Fundamentally, it's at odd with the idea of an interface: a contract that the implementation will uphold. The implementation isn't going to provide the field, so what's it doing there?

I suspect the C# team decided that it was sufficiently at odds with the concept behind interfaces to not include it in the language. I don't know whether it's just a C# restriction or a CLR restriction too. For example, I know that the CLR allows interfaces to declare nested types, but C# doesn't currently allow this.

In C#:

Interfaces consist of methods, properties, events, indexers, or any combination of those four member types. An interface cannot contain constants, fields, operators, instance constructors, destructors, or types. It cannot contain static members. Interfaces members are automatically public, and they cannot include any access modifiers.

In Java:

Every field declaration in the body of an interface is implicitly public, static, and final.
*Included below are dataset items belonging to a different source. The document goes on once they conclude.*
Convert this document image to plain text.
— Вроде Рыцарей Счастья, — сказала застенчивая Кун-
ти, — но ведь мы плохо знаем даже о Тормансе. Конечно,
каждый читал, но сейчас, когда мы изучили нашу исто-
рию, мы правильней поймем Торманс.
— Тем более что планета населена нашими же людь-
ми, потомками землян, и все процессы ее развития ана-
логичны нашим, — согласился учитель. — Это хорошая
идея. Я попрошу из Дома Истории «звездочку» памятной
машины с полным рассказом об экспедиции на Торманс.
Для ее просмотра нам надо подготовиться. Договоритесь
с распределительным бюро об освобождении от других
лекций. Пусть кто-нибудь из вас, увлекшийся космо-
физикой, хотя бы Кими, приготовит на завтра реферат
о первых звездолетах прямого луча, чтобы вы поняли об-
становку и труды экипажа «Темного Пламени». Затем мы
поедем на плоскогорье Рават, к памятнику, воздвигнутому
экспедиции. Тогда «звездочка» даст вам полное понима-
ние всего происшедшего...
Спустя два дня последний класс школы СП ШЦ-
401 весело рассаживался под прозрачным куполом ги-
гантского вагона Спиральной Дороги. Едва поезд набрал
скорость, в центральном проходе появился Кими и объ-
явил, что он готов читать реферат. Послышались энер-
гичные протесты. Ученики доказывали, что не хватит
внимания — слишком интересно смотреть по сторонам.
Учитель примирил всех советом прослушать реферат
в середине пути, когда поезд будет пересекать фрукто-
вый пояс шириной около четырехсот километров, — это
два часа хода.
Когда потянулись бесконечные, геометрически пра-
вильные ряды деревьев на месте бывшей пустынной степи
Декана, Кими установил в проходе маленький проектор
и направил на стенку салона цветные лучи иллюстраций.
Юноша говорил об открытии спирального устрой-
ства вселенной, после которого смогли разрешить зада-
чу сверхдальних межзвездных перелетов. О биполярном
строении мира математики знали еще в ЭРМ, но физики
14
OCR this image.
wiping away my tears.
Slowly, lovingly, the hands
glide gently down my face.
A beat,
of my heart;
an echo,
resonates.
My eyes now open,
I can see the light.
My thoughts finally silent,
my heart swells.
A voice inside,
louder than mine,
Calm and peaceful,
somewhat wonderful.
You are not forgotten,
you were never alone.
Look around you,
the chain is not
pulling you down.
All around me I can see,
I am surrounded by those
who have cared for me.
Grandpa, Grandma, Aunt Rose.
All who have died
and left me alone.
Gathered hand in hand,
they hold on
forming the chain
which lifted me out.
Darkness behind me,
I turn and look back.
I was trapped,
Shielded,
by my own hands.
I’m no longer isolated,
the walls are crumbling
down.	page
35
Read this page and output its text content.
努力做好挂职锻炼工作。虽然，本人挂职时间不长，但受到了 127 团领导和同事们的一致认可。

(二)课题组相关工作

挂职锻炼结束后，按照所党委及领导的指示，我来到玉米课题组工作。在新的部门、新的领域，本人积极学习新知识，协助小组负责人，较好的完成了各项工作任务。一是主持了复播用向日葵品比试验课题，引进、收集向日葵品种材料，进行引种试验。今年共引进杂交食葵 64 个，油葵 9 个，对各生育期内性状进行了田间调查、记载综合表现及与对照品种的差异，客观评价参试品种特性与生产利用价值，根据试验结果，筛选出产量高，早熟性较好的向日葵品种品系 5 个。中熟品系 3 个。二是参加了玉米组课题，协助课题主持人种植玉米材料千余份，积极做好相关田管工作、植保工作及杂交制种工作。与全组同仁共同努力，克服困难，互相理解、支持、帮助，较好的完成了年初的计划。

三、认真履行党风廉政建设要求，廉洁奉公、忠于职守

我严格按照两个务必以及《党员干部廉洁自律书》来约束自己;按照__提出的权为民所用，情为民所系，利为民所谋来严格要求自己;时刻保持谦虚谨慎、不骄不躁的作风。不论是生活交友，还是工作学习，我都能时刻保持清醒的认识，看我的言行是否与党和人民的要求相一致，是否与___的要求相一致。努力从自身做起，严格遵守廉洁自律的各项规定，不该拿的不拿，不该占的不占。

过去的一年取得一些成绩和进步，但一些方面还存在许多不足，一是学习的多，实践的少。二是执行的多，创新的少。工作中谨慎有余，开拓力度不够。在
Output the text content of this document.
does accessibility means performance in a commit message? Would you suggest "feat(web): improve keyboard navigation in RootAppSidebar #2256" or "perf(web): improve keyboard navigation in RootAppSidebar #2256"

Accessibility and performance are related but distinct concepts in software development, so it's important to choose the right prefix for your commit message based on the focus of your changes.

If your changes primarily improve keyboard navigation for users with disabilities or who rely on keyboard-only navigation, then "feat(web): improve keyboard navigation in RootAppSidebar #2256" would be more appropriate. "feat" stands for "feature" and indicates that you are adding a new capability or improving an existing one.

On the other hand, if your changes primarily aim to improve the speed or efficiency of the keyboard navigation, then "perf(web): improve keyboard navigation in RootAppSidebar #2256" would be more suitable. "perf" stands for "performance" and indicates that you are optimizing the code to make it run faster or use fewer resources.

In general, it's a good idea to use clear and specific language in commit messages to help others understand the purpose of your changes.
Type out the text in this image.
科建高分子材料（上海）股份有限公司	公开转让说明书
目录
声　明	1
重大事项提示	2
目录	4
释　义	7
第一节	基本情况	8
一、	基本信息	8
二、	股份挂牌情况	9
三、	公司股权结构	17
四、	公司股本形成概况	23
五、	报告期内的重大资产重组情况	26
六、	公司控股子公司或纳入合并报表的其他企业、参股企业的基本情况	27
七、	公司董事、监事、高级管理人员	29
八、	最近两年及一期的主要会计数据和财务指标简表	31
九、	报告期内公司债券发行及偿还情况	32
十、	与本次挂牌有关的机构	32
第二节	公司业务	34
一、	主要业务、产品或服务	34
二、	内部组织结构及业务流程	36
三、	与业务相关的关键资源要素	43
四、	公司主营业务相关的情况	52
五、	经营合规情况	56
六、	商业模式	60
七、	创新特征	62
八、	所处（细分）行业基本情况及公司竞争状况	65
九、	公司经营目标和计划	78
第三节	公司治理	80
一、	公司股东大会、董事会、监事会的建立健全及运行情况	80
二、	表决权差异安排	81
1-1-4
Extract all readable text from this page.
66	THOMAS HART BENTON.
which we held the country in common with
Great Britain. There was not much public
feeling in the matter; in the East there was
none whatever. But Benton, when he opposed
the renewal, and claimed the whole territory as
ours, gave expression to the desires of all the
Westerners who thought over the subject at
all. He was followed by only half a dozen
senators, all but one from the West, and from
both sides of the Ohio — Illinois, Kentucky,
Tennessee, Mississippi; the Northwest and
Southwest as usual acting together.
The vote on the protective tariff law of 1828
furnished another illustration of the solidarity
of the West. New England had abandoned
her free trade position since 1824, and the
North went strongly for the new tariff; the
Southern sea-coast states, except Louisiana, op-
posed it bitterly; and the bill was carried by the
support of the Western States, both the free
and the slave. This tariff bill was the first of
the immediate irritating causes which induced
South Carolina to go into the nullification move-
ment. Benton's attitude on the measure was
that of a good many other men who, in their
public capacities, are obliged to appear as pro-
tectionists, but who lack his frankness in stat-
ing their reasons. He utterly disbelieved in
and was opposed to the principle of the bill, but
Every field in the body of an interface must have an initialization expression, which need not be a constant expression. The variable initializer is evaluated and the assignment performed exactly once, when the interface is initialized.

In Java, all fields in an interface are implicitly static and final. But its considered bad practice. To qoute Joshua Bloch from Effective Java:

The constant interface pattern is a poor use of interfaces. That a class uses some constants internally is an implementation detail. Implementing a constant interface causes this implementation detail to leak into the class's exported API. It is of no consequence to the users of a class that the class implements a constant interface. In fact, it may even confuse them. Worse, it represents a commitment: if in a future release the class is modified so that it no longer needs to use the constants, it still must implement the interface to ensure binary compatibility. If a nonfinal class implements a constant interface, all of its subclasses will have their namespaces polluted by the constants in the interface.

As to why it is considered bad practice, I think a class implementing an interface with constant fields is exposing these in the interface to outside code which consumes this class which in most cases is not what is required.

I think it's weird that Java chose to allow this.

An interface is a contract for a Role. That is, it's an spec that all objects must implement in order to be considered as suitable/swappable candidates for that Role. It should contain the messages/methods that the Role responds to and the notifications that it triggers for interested listeners .

Fields are an implementation detail (and your example contains actual implementation dictating the return value for the INSTANCE field too) and do not belong within the contract. If you wanted to map this to C#, you should probably move it to an abstract base class , which allows default implementation to be specified in addition to specifying some members that derived classes must also implement.

I guess COM's Microsoft Interface Description Language does not allow it. So it's just an adaptation for the Windows environment, much like prefixing interface names with I .

Like most questions of this form, the question is basically pointless. It's not like the designers of Java and C# had a meeting about it. Historically Java came first so you would really have to ask the designers of C#, not that the question would necessarily make sense to them either. It's just how they saw it at the time.